Он поклонился супруге, обошел карету, пригнулся и повернулся боком, затем сгорбил плечи, сел. Лошадь была крупна и грациозна. Задирала копыта и фыркала.
На миг Лили захотелось подойти, наклониться к окну, поздороваться, назваться, пусть он помнит, но она осталась стоять в тени. Что ей сказать? Какого еще смысла добиться, произнеся свое имя? Может, он лишь прикинется, будто узнал, а может, не вспомнит вовсе. У нее есть дочь. И сыновья. И лед.
В ночи зазвенела сбруя, заскрипело колесо. Лили оправила платье, взяла Эмили под руку.
– Пора домой, – сказала Лили. – Пойдем.
1929
Вечерня
Для нее истории начинались комом в горле. Порой даже говорить становилось трудно. Подлинное понимание скрывалось под самой поверхностью. Всякий раз, когда садилась перед листом бумаги, накатывала ностальгия, что ли. Воображение распихивало реальность, что сдавливала со всех сторон. Эмили Эрлих выживала не теориями или формулами, но мгновениями легкости, раскачкой до предела, стремительной радостью полета. Помаленьку терялась в небесах.
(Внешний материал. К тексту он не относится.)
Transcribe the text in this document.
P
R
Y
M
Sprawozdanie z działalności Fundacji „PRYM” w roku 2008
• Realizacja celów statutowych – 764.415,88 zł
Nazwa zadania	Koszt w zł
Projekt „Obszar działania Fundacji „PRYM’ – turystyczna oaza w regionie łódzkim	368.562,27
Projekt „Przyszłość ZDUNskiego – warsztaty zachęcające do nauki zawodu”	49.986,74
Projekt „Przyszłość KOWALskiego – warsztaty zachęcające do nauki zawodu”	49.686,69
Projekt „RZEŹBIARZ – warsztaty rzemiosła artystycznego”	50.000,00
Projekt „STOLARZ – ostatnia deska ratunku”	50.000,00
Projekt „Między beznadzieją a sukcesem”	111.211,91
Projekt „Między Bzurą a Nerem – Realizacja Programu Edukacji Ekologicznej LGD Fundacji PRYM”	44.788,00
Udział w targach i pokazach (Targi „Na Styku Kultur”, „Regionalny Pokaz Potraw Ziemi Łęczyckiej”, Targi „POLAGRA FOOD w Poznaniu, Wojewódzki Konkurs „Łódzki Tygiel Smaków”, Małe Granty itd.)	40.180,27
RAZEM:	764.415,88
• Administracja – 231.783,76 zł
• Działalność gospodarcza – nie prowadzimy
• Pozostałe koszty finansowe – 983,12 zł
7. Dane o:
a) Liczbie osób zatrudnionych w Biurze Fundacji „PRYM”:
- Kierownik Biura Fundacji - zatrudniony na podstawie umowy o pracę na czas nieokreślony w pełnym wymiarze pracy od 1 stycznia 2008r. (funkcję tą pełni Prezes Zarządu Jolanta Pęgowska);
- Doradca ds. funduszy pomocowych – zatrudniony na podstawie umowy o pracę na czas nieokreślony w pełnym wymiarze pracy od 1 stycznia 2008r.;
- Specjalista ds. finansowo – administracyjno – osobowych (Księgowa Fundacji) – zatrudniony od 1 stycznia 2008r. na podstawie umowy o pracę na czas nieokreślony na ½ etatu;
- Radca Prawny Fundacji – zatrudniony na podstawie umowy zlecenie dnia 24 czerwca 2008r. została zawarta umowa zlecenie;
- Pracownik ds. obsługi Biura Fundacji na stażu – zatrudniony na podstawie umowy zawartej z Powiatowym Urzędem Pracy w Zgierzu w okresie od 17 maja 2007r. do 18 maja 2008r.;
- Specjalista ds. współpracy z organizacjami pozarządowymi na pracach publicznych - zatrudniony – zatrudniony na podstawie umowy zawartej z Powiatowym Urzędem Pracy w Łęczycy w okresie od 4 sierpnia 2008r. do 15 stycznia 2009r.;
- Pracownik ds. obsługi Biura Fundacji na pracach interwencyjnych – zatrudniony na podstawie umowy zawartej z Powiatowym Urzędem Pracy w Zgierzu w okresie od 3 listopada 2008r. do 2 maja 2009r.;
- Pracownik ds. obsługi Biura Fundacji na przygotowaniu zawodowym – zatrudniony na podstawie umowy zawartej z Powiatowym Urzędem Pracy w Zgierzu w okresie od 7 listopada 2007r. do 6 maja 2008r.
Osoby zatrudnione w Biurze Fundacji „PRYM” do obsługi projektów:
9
Лучшие минуты – когда взрывался разум. От времени оставались одни руины. Угасал всякий свет. Бездна чернильницы. Дрожь тьмы на кончике пера.
Долгие часы потери и побега. Безумия и неудачи. Вычеркиваешь одно слово, ставишь кляксу посреди страницы, уже не прочесть, рвешь лист на длинные тонкие полосы.
Прихотливый поиск слова – будто крутишь колодезную рукоять, наматываешь цепь на ворот. Бросаешь ведро в шахту разума. Достаешь пустые ведра, одно за другим, и наконец, в нежданный миг, ведро жестко цепляется, внезапно тяжелеет, и вынимаешь слово, а затем вновь бросаешь ведро в пустоту.
Каюта первого класса была мала и бела. Две койки. Иллюминатор по левому борту. Свежие цветы в хрустальной вазе. Приветственная записка от капитана. Люстра сконструирована так, чтоб не качалась.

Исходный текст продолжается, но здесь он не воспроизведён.